Britain: Suffering

Seven times since World War II Britain has deliberately throttled its seesaw economy to battle inflation or defend the pound. In the 14 months since Prime Minister Harold Wilson intro- duced the severest repression of all, the country has stumbled into an agonizing business slump. The self-inflicted wounds increasingly have fired acrimonious debate over what the London Times calls "the new theory of nobility through suffering."

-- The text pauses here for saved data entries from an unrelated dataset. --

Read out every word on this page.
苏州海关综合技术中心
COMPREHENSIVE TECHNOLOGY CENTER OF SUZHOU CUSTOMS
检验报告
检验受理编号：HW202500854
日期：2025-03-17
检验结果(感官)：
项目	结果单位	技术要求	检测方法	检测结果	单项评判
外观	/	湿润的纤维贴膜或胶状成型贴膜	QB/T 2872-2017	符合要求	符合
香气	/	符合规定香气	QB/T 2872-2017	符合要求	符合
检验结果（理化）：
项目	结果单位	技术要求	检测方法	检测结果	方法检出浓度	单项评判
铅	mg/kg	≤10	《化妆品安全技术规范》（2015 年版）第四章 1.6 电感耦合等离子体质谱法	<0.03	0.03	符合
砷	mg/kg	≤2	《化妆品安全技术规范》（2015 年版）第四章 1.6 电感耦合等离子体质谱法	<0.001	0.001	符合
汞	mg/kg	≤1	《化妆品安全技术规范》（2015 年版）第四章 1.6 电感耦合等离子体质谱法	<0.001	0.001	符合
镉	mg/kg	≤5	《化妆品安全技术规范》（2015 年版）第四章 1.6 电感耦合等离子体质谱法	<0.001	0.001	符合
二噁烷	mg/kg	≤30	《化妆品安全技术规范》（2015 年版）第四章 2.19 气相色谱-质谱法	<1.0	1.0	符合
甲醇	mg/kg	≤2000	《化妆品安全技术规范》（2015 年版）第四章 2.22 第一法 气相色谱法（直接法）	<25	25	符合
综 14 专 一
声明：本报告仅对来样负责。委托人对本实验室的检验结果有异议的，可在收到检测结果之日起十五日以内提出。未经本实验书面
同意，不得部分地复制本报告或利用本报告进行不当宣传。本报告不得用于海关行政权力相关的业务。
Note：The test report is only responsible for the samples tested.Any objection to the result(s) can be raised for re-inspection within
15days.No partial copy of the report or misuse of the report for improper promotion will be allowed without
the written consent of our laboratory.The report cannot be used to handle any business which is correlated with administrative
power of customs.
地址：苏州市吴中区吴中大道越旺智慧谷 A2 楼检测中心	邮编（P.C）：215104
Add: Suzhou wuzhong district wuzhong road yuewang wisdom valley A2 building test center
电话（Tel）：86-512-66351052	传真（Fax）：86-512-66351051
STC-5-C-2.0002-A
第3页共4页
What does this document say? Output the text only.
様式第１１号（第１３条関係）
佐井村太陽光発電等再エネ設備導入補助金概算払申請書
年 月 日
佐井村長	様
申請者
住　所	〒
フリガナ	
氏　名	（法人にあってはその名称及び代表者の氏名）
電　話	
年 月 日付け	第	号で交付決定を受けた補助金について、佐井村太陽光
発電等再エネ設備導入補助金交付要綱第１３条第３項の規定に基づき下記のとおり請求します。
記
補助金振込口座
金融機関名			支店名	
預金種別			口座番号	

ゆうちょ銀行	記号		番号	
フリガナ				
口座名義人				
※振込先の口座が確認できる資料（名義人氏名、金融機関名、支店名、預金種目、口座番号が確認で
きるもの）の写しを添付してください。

Industrial profits fell sharply last year —by one count more than in any other major manufacturing country—as the economy's growth rate sagged to a mere 1½% (after discounting for 3.9% price inflation). Though overall growth has picked up a bit since then, industrial production and private investment have not. The country's trade gap, a major source of its pound-threatening balance-of-payments deficit, has actually increased. Last week the Treasury announced more discouraging news about the pound's health: a $2,500,000 drop in reserves of gold and convertible currencies during September to the lowest level in two years.

New Distortions. Confirmed optimists can find selected areas of statistical com fort. Though 555,000 workers remain jobless—a worrisome 2.4% of a labor force accustomed to full employment —the ranks of newly unemployed are now growing only moderately. Because fewer workers are turning out about the same amount of goods, output per man has climbed. But amid rising prices and escalating taxes, few Britons quarrel with Harold Wilson's forecast: 'This is going to be a difficult winter."

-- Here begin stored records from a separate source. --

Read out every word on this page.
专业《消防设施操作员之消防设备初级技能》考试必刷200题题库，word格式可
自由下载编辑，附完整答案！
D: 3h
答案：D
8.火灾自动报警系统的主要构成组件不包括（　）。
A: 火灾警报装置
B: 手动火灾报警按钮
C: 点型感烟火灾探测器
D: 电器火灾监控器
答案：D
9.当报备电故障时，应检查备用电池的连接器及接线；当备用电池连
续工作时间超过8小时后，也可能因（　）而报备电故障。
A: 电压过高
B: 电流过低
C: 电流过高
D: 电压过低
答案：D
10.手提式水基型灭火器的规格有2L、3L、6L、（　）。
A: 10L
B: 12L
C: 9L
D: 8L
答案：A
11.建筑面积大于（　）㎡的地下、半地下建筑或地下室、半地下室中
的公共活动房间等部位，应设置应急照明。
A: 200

Before he squeaked into office three years ago, Wilson promised the country economic growth to finance both more socialism and more private affluence. He has delivered only the former: welfare spending has soared by 45%. The continuing troubles of the pound led him to change panaceas in mid-crisis. The switch to classic austerity was supposed to give Britain time to rid itself of such long entrenched weaknesses as industrial inefficiency, featherbedding unions, drowsy management and overstaffed business. Instead, complain businessmen, government tinkering has proved so inept as to create new economic distortions. When Royal Dutch/Shell decided to build a new refinery at Teeside in Yorkshire, the government rebated 45% of the cost be cause it lay in a depressed region. On top of that, notes a Shell managing director, F. S. McFadzean, "the Selective Employment Tax and another scheme known as the Regional Employment Premium reward hiring more labor at the plant in spite of the subsidy it already has for laborsaving equipment—and somebody else pays for it in higher taxes." He adds: "Profit is still a dirty word with this government."

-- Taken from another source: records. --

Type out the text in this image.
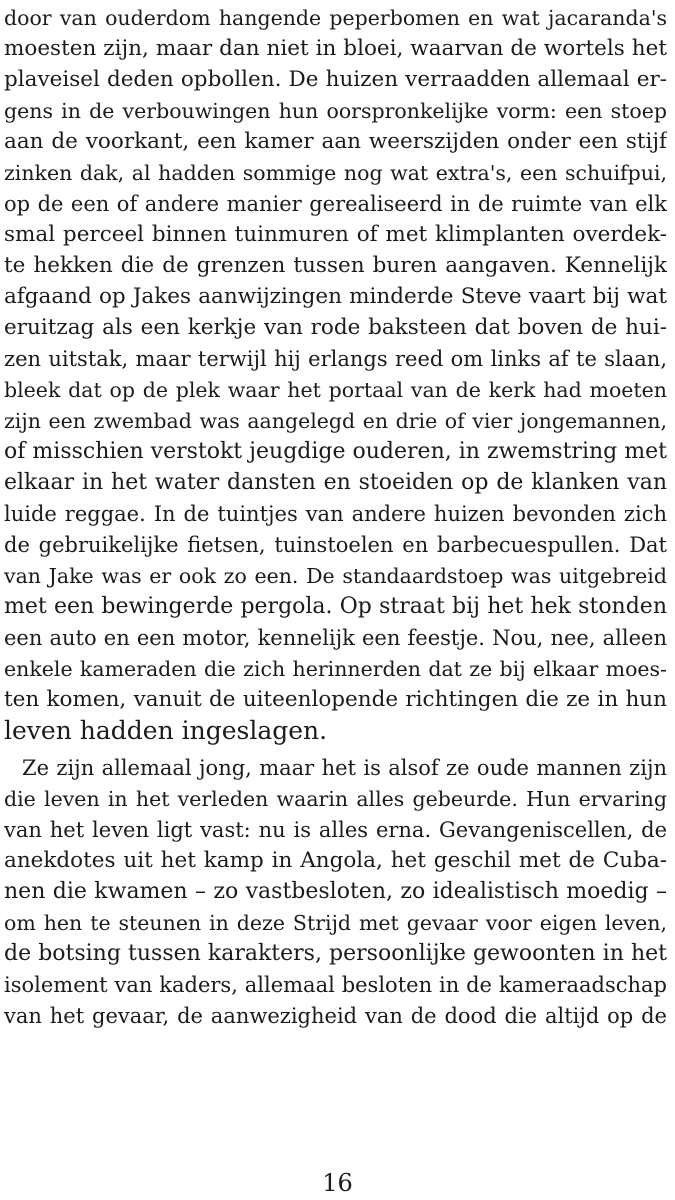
door van ouderdom hangende peperbomen en wat jacaranda's
moesten zijn, maar dan niet in bloei, waarvan de wortels het
plaveisel deden opbollen. De huizen verraadden allemaal er-
gens in de verbouwingen hun oorspronkelijke vorm: een stoep
aan de voorkant, een kamer aan weerszijden onder een stijf
zinken dak, al hadden sommige nog wat extra's, een schuifpui,
op de een of andere manier gerealiseerd in de ruimte van elk
smal perceel binnen tuinmuren of met klimplanten overdek-
te hekken die de grenzen tussen buren aangaven. Kennelijk
afgaand op Jakes aanwijzingen minderde Steve vaart bij wat
eruitzag als een kerkje van rode baksteen dat boven de hui-
zen uitstak, maar terwijl hij erlangs reed om links af te slaan,
bleek dat op de plek waar het portaal van de kerk had moeten
zijn een zwembad was aangelegd en drie of vier jongemannen,
of misschien verstokt jeugdige ouderen, in zwemstring met
elkaar in het water dansten en stoeiden op de klanken van
luide reggae. In de tuintjes van andere huizen bevonden zich
de gebruikelijke fietsen, tuinstoelen en barbecuespullen. Dat
van Jake was er ook zo een. De standaardstoep was uitgebreid
met een bewingerde pergola. Op straat bij het hek stonden
een auto en een motor, kennelijk een feestje. Nou, nee, alleen
enkele kameraden die zich herinnerden dat ze bij elkaar moes-
ten komen, vanuit de uiteenlopende richtingen die ze in hun
leven hadden ingeslagen.
Ze zijn allemaal jong, maar het is alsof ze oude mannen zijn
die leven in het verleden waarin alles gebeurde. Hun ervaring
van het leven ligt vast: nu is alles erna. Gevangeniscellen, de
anekdotes uit het kamp in Angola, het geschil met de Cuba-
nen die kwamen – zo vastbesloten, zo idealistisch moedig –
om hen te steunen in deze Strijd met gevaar voor eigen leven,
de botsing tussen karakters, persoonlijke gewoonten in het
isolement van kaders, allemaal besloten in de kameraadschap
van het gevaar, de aanwezigheid van de dood die altijd op de
16
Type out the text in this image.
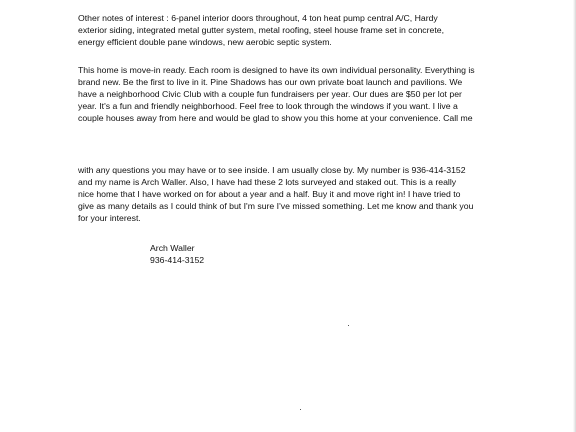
Other notes of interest : 6-panel interior doors throughout, 4 ton heat pump central A/C, Hardy
exterior siding, integrated metal gutter system, metal roofing, steel house frame set in concrete,
energy efficient double pane windows, new aerobic septic system.

This home is move-in ready. Each room is designed to have its own individual personality. Everything is
brand new. Be the first to live in it. Pine Shadows has our own private boat launch and pavilions. We
have a neighborhood Civic Club with a couple fun fundraisers per year. Our dues are $50 per lot per
year. It's a fun and friendly neighborhood. Feel free to look through the windows if you want. I live a
couple houses away from here and would be glad to show you this home at your convenience. Call me

with any questions you may have or to see inside. I am usually close by. My number is 936-414-3152
and my name is Arch Waller. Also, I have had these 2 lots surveyed and staked out. This is a really
nice home that I have worked on for about a year and a half. Buy it and move right in! I have tried to
give as many details as I could think of but I'm sure I've missed something. Let me know and thank you
for your interest.

Arch Waller
936-414-3152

By charging service industries $3.50 a week per male employee, the controversial S.E.T. was supposed to help channel more labor into tax-subsidized manufacturing jobs. Instead, service industries have added the tax to their prices and kept their help—while manufacturing employment has dwindled. All by itself, the S.E.T. has so far boosted the cost of living by 0.5%, according to Treasury estimates. Though pledged with the advent of North Sea natural gas to push Britain toward a cheap-energy policy, the government this month raised the price of nationalized electricity by 101%.